Uma autópsia hiper-realista
Um “clássico” no coração de uma geração ganha uma “nova” vida … nova sob aspas, porque aqui a vida é insuflada com uma animação fotorrealista que nos traz animais tecnológicos com uma rigorosa credibilidade. O detalhe não é deixado de barato, mas a novidade fica-se somente pelo visual: o resto é canibalismo, a cópia quase "frame-a-frame", seguindo a agenda automática de replicar memórias. Existe neste jogo de “live actions” da Disney (salienta-se que este “The Lion King” nada tem de “live action”) um oportunismo mercantil, reciclar um espólio e com isso explorar criativamente os meios para entregar as nossas nostalgias como garantia de bilhete. De certa forma é um plano sujo em que todos ("mea culpa") somos cúmplices.
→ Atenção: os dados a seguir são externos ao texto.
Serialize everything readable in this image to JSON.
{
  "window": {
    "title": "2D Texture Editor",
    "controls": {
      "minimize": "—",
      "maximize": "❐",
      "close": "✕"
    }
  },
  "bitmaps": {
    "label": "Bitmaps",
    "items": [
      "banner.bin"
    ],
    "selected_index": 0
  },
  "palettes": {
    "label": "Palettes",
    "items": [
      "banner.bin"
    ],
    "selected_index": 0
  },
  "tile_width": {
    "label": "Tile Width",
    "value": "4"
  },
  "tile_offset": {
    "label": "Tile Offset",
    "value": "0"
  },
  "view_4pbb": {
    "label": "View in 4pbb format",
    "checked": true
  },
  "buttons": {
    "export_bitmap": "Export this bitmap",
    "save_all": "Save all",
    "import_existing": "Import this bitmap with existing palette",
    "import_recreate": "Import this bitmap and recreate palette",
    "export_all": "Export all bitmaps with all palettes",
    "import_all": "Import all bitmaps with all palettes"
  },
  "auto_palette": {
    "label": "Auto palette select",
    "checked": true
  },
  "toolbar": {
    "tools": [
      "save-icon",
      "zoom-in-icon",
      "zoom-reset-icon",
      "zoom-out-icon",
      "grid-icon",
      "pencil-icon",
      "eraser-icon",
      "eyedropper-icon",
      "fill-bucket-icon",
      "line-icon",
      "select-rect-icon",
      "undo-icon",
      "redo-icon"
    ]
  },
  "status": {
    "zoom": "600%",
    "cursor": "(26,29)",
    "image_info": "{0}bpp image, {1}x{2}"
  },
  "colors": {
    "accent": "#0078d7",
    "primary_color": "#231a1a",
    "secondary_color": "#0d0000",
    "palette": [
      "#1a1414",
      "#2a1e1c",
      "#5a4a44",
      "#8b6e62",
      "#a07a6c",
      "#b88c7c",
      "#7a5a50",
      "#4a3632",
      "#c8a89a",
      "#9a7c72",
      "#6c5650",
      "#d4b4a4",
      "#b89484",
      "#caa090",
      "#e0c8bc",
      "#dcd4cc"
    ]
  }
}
Mas com “The Lion King” esse embuste está à vista de todos, pois o original de 1994 é um dos mais amados produtos da Casa Mickey. Mesmo sob o teor de sofisticação estética, o grafismo tradicional de outrora continua a ostentar a sua elegância, expressionismo e, sobretudo, tendo em conta o resultado deste “gémeo”, um maior conhecimento dos códigos narrativos de cinema. Basta comparar a morte de Mufasa, o imponente leão alfa majestosamente personificado por James Earl Jones (que novamente repete o papel), a sua queda seguida por um "zoom-out" de Simba, o seu filhote, num grito desesperado. Uma “edição” (as aspas servem por precaução visto ser uma animação e não uma filmagem) que indicia uma causa-reação. Ora na versão de 2019, mesmo que a sequência se repita, há um vazio estético, sim, e a sensação entregue ao espectador é de um percurso visto e revisto vezes sem conta – ou seja, o momento trágico perde a sua magnitude.
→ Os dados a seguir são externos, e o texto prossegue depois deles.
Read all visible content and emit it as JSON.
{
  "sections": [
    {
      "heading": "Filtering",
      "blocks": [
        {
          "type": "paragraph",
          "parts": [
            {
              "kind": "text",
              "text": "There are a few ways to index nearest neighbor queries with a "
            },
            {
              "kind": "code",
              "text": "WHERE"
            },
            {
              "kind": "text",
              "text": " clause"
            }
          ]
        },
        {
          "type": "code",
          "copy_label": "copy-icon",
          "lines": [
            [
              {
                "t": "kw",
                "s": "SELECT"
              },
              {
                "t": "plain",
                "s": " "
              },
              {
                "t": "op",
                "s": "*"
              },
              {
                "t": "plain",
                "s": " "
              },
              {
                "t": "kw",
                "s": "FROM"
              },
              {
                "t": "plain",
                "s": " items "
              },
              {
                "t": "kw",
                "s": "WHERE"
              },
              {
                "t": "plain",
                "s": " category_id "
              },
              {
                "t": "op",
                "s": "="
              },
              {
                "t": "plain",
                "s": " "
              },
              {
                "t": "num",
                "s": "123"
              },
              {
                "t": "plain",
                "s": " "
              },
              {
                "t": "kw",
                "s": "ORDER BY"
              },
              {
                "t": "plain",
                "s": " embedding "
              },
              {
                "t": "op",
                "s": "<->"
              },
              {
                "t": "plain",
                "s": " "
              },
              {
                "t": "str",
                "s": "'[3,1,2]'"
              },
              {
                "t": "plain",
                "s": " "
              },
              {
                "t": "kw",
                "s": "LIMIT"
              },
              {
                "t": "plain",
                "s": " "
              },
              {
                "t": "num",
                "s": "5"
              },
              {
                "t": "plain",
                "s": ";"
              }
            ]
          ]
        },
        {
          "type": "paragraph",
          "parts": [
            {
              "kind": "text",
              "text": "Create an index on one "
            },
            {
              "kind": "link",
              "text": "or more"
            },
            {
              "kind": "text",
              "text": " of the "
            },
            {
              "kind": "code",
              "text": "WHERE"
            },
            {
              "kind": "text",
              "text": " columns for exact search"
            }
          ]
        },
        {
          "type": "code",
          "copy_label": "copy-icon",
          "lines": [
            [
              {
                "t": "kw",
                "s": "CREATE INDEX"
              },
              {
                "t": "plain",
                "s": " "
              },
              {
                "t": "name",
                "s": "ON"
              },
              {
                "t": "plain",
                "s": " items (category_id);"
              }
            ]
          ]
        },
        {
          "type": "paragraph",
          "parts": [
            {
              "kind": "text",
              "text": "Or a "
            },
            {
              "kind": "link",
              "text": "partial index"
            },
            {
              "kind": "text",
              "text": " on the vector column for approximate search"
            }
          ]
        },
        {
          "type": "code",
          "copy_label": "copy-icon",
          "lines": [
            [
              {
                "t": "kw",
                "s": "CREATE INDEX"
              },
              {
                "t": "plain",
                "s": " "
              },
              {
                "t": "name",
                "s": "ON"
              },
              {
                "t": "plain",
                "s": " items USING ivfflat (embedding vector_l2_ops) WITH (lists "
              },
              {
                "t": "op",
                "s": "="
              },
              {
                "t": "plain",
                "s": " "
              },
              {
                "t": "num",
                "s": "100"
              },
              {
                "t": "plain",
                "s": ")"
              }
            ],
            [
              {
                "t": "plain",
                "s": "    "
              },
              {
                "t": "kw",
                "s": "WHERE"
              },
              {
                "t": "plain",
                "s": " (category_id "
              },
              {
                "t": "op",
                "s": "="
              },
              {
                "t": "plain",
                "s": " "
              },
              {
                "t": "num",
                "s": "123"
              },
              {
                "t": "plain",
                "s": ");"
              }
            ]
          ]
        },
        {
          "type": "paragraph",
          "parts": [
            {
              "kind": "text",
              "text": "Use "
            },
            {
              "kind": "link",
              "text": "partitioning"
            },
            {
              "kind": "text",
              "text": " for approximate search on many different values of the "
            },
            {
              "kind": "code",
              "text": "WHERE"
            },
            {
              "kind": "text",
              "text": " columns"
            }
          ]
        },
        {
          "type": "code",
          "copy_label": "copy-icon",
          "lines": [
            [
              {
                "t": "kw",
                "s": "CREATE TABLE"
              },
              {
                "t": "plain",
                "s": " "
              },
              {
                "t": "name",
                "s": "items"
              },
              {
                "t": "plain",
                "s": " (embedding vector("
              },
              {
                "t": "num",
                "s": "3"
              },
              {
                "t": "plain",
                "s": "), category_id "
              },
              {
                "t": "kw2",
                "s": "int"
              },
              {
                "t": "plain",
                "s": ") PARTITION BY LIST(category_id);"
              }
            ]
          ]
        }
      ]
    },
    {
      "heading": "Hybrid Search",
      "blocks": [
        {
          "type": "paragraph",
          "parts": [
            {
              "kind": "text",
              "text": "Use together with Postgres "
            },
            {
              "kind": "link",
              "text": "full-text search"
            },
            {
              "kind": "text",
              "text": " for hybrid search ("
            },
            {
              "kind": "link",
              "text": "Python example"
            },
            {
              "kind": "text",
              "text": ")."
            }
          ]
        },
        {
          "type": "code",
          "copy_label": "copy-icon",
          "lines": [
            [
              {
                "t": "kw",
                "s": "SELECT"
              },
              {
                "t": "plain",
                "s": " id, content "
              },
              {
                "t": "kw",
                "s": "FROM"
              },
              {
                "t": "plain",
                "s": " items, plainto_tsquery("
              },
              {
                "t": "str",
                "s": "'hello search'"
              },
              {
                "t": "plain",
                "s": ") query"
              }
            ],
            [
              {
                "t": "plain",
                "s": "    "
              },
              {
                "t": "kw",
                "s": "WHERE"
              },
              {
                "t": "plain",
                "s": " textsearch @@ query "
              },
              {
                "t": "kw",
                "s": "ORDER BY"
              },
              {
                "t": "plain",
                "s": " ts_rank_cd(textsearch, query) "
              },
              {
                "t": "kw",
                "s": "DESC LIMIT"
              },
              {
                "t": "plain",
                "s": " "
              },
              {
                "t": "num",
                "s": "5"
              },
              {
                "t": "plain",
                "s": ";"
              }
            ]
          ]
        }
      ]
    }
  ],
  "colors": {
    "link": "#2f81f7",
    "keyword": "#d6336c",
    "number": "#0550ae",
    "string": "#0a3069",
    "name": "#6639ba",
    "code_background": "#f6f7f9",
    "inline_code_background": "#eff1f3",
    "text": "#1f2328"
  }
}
Sem referir também o momento mais Hamlet (a obra de Shakespeare sempre foi uma assumida influência), a aparição do pai que aqui é uma defraudação visual e mais que tudo, emocional. Aliás, é a emoção que falta e muito a este "doppleganger", uma encenação com promessas de sofisticação que se fica por isso mesmo – um novo embrulho. "The Lion King" converteu-se na prova viva de que as “modernices” não ressuscitam sentimentos, e escutando os avisos de “nunca voltar ao lugar onde foste feliz”, nada nos faz regressar a 1994, ou ao primeiro contacto com o Hakuna Matata.